Question

If the current density as a function of distance ‘r’ from the axis of a radially symmetrical parallel stream of electrons is given as $j(r) = \dfrac{{xb(\alpha + 1)}}{{{\mu _0}}}{r^{(\alpha - 1)}}$ if the magnetic induction inside the stream varies as $B = b{r^\alpha }$, where $b$ and $\alpha$ are positive constants. Find $x$

Answer 1

Hint
This question is based on the concept of the current density of the parallel stream of electrons and related magnetic induction.

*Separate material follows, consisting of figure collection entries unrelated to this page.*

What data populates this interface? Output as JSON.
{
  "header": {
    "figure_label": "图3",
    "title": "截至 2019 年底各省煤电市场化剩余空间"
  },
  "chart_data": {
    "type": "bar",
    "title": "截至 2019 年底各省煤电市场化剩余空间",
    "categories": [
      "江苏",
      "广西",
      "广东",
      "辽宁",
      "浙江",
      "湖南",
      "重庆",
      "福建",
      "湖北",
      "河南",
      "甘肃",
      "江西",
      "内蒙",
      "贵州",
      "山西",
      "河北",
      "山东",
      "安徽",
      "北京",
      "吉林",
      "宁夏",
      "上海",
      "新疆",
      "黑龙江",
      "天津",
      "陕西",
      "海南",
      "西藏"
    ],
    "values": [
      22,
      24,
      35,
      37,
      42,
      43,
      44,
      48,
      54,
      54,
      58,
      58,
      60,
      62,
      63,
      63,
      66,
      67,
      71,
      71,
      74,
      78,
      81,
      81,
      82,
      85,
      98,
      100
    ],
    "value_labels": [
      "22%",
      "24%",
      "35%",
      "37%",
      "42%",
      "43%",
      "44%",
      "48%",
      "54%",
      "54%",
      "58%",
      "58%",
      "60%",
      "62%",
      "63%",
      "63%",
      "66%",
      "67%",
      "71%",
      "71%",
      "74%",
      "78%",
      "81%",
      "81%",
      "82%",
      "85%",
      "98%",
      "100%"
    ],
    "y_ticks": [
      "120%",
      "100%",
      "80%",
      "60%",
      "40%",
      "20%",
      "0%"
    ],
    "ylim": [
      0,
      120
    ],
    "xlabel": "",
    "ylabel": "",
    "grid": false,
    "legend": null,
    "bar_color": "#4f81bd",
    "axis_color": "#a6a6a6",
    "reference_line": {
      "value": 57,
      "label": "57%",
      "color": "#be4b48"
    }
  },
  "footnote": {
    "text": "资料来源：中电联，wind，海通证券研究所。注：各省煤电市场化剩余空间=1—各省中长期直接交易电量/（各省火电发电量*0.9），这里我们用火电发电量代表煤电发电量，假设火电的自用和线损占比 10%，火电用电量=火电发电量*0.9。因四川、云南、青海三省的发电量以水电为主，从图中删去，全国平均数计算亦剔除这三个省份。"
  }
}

We can use the ampere's circuital law and on equating both the sides we will get the value of $x$
In this solution we will be using the following formula,
$\Rightarrow \oint {\vec B \cdot d\vec l} = {\mu _o}I$
where $\vec B$ is the magnetic field, ${\mu _o}$ is the permittivity and $I$ is the current

Complete step by step answer
In the question we are given the current density. Let us consider the electrons are flowing in a stream of radius $r$. We consider a thin ring on the surface area of the stream having radius $r'$. So the area of this ring is,
$\Rightarrow A = 2\pi r'dr'$
So the current in this ring is the product of the current density and the area,
$\therefore dI = j\left( {r'} \right)2\pi r'dr'$
So for the whole current we integrate in the range from 0 to $r$. Hence we get,
$\Rightarrow I = \int {dI}$
Substituting the values and the limit we have,
$\Rightarrow I = \int\limits_0^r {j\left( {r'} \right)} 2\pi r'dr'$
In the question we are given
$\Rightarrow j(r) = \dfrac{{xb(\alpha + 1)}}{{{\mu _0}}}{r^{(\alpha - 1)}}$
Substituting in the equation we get
$\Rightarrow I = \int\limits_0^r {\dfrac{{xb(\alpha + 1)}}{{{\mu _0}}}{{r'}^{(\alpha - 1)}}2\pi r'dr'}$
Taking all the constants out of the integration
$\Rightarrow I = \dfrac{{xb(\alpha + 1)2\pi }}{{{\mu _0}}}\int\limits_0^r {{{r'}^{(\alpha - 1)}}r'dr'}$
Therefore we have,
$\Rightarrow I = \dfrac{{xb(\alpha + 1)2\pi }}{{{\mu _0}}}\int\limits_0^r {{{r'}^\alpha }dr'}$
On integrating we get,
$\Rightarrow I = \dfrac{{xb(\alpha + 1)2\pi }}{{{\mu _0}}}\left. {\dfrac{{{{r'}^{\left( {\alpha + 1} \right)}}}}{{\left( {\alpha + 1} \right)}}} \right|_0^r$
On substituting the limits,
$\Rightarrow I = \dfrac{{xb(\alpha + 1)2\pi }}{{{\mu _0}\left( {\alpha + 1} \right)}}\left[ {{r^{\left( {\alpha + 1} \right)}}} \right]$
On cancelling $\left( {\alpha + 1} \right)$ from numerator and denominator,
$\Rightarrow I = \dfrac{{xb2\pi }}{{{\mu _0}}}\left[ {{r^{\left( {\alpha + 1} \right)}}} \right]$
Now we are given $B = b{r^\alpha }$
So the integration $\oint {\vec B \cdot d\vec l}$ gives,
$\Rightarrow \oint {\vec B \cdot d\vec l} = \oint {b{r^\alpha }d\vec l}$
Taking the constants out and integrating we get,
$\Rightarrow \oint {\vec B \cdot d\vec l} = b{r^\alpha }\oint {d\vec l}$
The line integration gives,
$\Rightarrow \oint {\vec B \cdot d\vec l} = b{r^\alpha }2\pi r$
From the ampere’s circuital law,
$\Rightarrow \oint {\vec B \cdot d\vec l} = {\mu _o}I$
So substituting the values we have,
$\Rightarrow b{r^\alpha }2\pi r = {\mu _0}\dfrac{{xb2\pi }}{{{\mu _0}}}\left[ {{r^{\left( {\alpha + 1} \right)}}} \right]$
Cancelling the same terms from both sides,
$\Rightarrow {r^\alpha }r = x\left[ {{r^{\left( {\alpha + 1} \right)}}} \right]$
Therefore, we can write from the above equation $x = 1$.

Note
The Ampere’s circuital law in electromagnetism relates the integrated magnetic field in a closed loop to the current passing through that loop with a constant of proportionality called the permittivity in free space. It is given by the form, $\oint {\vec B \cdot d\vec l} = {\mu _o}I$.